La corretta prassi per la preparazione del caffè al bar

Il binomio bar-caffè è radicato nella nostra stessa cultura, per cui vediamo quali sono le condizioni e le buone prassi che devono essere rispettate dagli alimentaristi nel servire un espresso alla clientela.
Il caffè espresso viene preparato nei bar con un’apposita macchina che richiede costanti manutenzione e pulizia e l’addetto al bancone deve verificare che il macchinario eroghi caffè sempre in condizioni ottimali.

Ecco quali devono essere le condizioni ottimali per la preparazione di un caffè espresso al bar nel rispetto della normativa sull’igiene alimentare:

  • La temperatura dell’acqua per l’infusione, ad esempio, non deve mai essere inferiore agli 85° né superare i 92°;
  • La dose di caffè macinato deve essere (minimo) 6 grammi e lo stesso va pressato con una forza di 20-25Kg;
  • Il macinato deve rimanere in infusione per un tempo compreso tra i 25 e i 35 secondi;
  • La temperatura del caffè dentro la tazzina deve essere di circa 65°.

La manutenzione della macchina per il caffè nei bar

Di fondamentale importanza la manutenzione del macchinario per il caffè e l’elemento che più incide sulla durata dello stesso è la qualità dell’acqua.
Se viene utilizzata l’acqua erogata dall’acquedotto comunale questa va filtrata con appositi filtri al carbone mentre la durezza può essere eliminata con l’utilizzo dell’addolcitore a resine (che vanno periodicamente rigenerate).

Importante il costante controllo di filtri, porta filtri, doccette e guarnizioni del macchinario che devono essere sempre puliti, integri e privi di residui.

Sicurezza alimentare dei dolcificanti a calorie zero

Molto spesso al bar si può assistere a una scena che vede due persone prendere un caffè, una usa il dolcificante e l’altra la rimprovera perché si sa che i dolcificanti sono tossici. Questo è quello che emerge da alcuni studi derivati da commenti online e sui social network riguardo ai dolcificanti a calorie zero. La maggior parte dei consumatori associa a saccarina, aspartame e ciclammato un riscontro tossico sull’organismo umano.
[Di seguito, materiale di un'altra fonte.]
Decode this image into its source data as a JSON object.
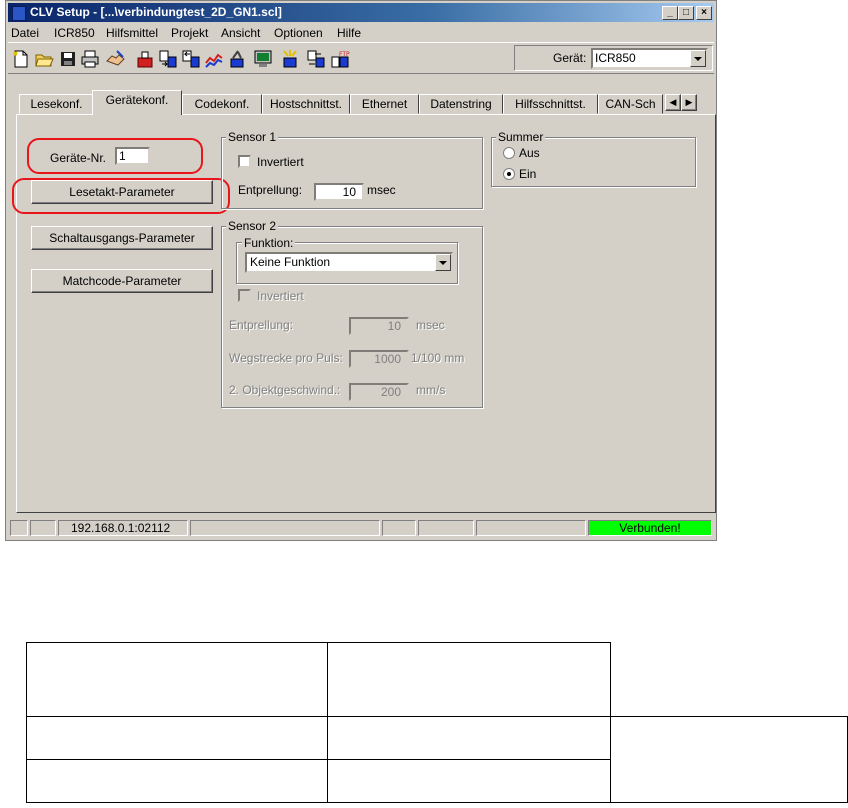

In realtà nei giorni scorsi si è svolto un incontro a Roma “Dolcificanti intensi non calorici: focus sulla sicurezza d’impiego“che aveva lo scopo di fugare queste credenze riguardo ai dolcificanti. Molti studi infatti dimostrano che non sono tossici, non causano tumori e rispettano quindi tutte le norme per la sicurezza e l’igiene alimentare. Tanto che persino l’EFSA, dopo diversi studi, ne consente l’utilizzo e la diffusione.

Dall’altra parte il Codacons critica il convegno, considerandolo troppo orientato a incentivare l’uso di dolcificanti. In ogni caso i consumatori possono sentirsi liberi di scegliere fra un dolcificante a calorie zero (aspartame, saccarina, ciclammato) oppure un dolcificante naturale ma poco più calorico (zucchero di canna, miele, sciroppo di glucosio o fruttosio).

Gli utensili utilizzati nei bar a norma HACCP: i taglieri

La normativa HACCP per poter garantire l’igiene degli alimenti e la sicurezza del consumatore fornisce linee guida (spesso anche molto dettagliate) sulla tipologia di utensili che devono essere utilizzati nei servizi di ristorazione pubblica come bar e ristoranti.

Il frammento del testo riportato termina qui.